Since I recommended using a proper HTML parser, which can be a bit intimidating for the uninitiated, I figured I could give you an example, to start of with:
$url = 'https://www.anything.com';
// create a new DOMDocument (an XML/HTML parser)
$doc = new DOMDocument;
// this is used to repair possibly malformed HTML
$doc->recover = true;
// libxml is the parse library that DOMDocument internally uses
// put errors in a memory buffer, in stead of outputting them immediately (basically ignore them, until you need them, if ever)
libxml_use_internal_errors( true );
// load the external URL; this might not work if retrieving external files is disabled.
// I will come back on that if it doesn't work for you.
$doc->loadHTMLFile( $url );
// xpath is a query language that allows you to query XML/HTML data structures.
// we create an DOMXPath instance that operates on the earlier created DOMDocument
$xpath = new DOMXPath( $doc );
// this is a query to get all <table class="main">
// note though, that it will also match <table class="test maintain">, etc.
// which might not be what you need
$tableMainQuery = '//table[contains(@class,"main")]';
/* explanation:
// match any descendant of the current context, in this case root
table match <table> elements
[] with the predicate(s)
contains() match a string, that contains some string, in this case:
@class the attribute 'class'
'main' containing the string main
*/
// execute the query
// $nodes will be an instance of DOMNodeList (containing DOMNode instances)
$nodes = $xpath->query( $tableMainQuery );
// loop through all nodes
foreach( $nodes as $node ) {
// echo the inner HTML content of the found node (or do something else with it)
// the getInnerHTML() helper function is defined below)
// remove htmlentities to get the actual HTML
echo htmlentities( getInnerHTML( $node ) );
}
// this is a query to get all <a class="link">
// similar comments and explanation apply as with previous query
$aLinkQuery = '//a[contains(@class,"link")]';
// execute the query
// $nodes will be an instance of DOMNodeList (containing DOMNode instances)

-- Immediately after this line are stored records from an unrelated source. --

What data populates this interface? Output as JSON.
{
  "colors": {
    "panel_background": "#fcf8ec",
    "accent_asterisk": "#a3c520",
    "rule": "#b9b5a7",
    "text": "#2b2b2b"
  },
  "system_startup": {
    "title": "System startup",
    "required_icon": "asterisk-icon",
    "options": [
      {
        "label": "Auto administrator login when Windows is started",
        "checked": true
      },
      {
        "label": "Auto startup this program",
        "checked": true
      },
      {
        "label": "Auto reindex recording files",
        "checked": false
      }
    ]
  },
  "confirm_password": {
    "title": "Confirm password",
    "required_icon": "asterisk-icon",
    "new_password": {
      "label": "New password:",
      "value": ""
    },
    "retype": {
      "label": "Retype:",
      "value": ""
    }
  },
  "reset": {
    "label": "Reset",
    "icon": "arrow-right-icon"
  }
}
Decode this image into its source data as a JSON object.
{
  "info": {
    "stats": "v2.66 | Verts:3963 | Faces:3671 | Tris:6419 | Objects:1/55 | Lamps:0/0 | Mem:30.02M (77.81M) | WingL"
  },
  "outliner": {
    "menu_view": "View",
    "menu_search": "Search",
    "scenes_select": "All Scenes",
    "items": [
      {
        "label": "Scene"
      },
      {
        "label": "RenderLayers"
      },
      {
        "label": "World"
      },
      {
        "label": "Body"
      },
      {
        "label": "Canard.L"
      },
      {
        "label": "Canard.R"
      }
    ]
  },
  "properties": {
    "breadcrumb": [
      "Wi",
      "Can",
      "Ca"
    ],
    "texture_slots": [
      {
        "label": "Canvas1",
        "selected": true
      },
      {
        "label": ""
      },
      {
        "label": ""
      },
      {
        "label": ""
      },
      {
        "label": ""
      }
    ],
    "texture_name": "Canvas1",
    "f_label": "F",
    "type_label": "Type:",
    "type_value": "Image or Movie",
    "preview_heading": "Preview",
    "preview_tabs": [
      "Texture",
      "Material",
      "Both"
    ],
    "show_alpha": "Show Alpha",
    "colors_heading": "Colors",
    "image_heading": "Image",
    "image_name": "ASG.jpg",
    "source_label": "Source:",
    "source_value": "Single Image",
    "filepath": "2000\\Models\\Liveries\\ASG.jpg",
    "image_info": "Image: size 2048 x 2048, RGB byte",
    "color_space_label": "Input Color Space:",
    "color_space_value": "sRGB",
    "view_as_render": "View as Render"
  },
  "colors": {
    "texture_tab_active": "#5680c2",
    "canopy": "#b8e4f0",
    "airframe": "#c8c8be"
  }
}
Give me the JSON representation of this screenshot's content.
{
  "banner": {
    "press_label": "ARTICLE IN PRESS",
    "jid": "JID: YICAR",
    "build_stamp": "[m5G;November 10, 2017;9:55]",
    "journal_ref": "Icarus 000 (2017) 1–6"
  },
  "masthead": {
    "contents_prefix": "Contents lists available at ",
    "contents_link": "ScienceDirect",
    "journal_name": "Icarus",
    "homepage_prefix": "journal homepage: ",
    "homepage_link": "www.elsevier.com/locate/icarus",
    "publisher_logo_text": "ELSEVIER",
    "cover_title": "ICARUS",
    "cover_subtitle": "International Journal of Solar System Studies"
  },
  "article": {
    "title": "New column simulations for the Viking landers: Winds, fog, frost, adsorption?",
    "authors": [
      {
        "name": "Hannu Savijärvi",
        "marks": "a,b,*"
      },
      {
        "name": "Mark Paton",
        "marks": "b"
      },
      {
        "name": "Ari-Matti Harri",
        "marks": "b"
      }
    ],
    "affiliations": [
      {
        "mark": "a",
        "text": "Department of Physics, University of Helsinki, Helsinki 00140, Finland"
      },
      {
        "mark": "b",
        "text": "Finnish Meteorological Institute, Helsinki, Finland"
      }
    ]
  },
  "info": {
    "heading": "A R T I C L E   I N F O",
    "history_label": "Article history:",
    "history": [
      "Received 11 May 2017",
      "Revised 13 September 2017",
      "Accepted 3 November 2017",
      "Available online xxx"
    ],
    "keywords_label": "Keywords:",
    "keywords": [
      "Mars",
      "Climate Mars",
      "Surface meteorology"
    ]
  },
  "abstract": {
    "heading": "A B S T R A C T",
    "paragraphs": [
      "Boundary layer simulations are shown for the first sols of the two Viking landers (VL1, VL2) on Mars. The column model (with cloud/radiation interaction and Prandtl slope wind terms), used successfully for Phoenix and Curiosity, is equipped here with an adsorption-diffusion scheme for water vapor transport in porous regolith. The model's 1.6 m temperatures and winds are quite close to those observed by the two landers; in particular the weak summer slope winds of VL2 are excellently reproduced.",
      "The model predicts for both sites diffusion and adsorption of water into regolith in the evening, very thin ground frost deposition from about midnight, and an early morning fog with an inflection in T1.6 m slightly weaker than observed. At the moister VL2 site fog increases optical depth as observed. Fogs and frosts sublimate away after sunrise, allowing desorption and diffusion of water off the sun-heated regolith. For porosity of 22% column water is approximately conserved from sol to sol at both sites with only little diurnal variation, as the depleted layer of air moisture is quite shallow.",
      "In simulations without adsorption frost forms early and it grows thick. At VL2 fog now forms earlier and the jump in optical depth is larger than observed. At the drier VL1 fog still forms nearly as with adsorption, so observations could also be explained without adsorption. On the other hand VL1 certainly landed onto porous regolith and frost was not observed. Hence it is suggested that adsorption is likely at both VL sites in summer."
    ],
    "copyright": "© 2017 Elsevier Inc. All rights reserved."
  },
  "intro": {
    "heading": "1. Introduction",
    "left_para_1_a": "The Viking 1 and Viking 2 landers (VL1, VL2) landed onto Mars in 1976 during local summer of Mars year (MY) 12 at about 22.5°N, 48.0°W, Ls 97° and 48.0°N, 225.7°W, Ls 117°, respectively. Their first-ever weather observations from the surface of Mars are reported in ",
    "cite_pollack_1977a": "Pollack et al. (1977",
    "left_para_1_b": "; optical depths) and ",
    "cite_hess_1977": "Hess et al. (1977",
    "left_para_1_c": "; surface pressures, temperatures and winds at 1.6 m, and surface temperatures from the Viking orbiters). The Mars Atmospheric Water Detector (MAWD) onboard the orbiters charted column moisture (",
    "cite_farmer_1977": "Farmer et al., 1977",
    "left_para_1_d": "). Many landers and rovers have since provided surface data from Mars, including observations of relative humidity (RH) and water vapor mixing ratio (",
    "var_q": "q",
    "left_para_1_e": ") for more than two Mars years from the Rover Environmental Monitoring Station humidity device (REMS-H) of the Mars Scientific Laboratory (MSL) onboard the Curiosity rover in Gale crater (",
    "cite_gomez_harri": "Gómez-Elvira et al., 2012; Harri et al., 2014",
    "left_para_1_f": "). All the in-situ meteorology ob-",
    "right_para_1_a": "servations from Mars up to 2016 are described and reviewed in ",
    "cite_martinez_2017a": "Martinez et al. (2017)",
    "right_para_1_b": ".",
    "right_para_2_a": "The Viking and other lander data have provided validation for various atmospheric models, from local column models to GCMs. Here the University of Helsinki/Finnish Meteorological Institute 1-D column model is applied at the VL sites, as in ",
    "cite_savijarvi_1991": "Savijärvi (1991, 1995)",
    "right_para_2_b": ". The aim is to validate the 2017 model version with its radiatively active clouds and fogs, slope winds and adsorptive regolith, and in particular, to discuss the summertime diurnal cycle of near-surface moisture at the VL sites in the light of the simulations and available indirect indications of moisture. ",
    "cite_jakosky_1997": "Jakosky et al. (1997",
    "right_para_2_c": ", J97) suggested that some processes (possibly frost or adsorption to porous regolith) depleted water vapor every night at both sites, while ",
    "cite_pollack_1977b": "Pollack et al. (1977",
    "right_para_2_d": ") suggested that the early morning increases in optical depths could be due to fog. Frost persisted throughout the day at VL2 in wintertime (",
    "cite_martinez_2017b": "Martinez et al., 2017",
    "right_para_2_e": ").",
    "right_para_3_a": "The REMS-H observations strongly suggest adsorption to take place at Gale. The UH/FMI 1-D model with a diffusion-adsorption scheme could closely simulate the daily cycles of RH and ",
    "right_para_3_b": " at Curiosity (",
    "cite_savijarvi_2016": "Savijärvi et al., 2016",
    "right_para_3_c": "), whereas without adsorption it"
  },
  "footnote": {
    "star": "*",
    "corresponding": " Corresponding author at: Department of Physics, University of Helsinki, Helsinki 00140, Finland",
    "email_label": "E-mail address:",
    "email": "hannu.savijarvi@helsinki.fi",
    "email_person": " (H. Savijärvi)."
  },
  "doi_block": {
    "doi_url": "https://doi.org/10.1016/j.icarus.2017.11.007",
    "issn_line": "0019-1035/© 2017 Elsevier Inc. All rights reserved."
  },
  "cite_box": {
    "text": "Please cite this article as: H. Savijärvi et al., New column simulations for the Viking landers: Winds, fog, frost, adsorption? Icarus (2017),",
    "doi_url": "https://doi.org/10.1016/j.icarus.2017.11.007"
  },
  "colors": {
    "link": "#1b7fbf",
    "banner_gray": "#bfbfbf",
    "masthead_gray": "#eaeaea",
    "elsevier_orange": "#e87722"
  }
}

$nodes = $xpath->query( $aLinkQuery );
// loop through all nodes
foreach( $nodes as $node ) {
// do something with the found nodes again
}
// clear any errors still left in memory
libxml_clear_errors();
// set previous state
libxml_use_internal_errors( $useInternalErrors );
// the helper function to get the inner HTML of a found node
function getInnerHTML( DOMNode $node ) {
$html = '';
foreach( $node->childNodes as $childNode ) {
$html .= $childNode->ownerDocument->saveHTML( $childNode );
}
return $html;
}
Now, to get only the first found node of an xpath query (a DOMNodeList
instance), I think the simplest would be:
// in both the examples below $node will contain the element you are looking for
// $nodes will keep being a list of all found nodes
if( $nodes->length > 0 ) {
$node = $nodes->item( 0 );
// do something with the $node
}
// or, perhaps
if( null !== ( $node = $nodes->item( 0 ) ) ) {
// do something with the $node
}
You could also adjust the xpath query to only find the first matching node, but I believe it would then still return a DOMNodeList
.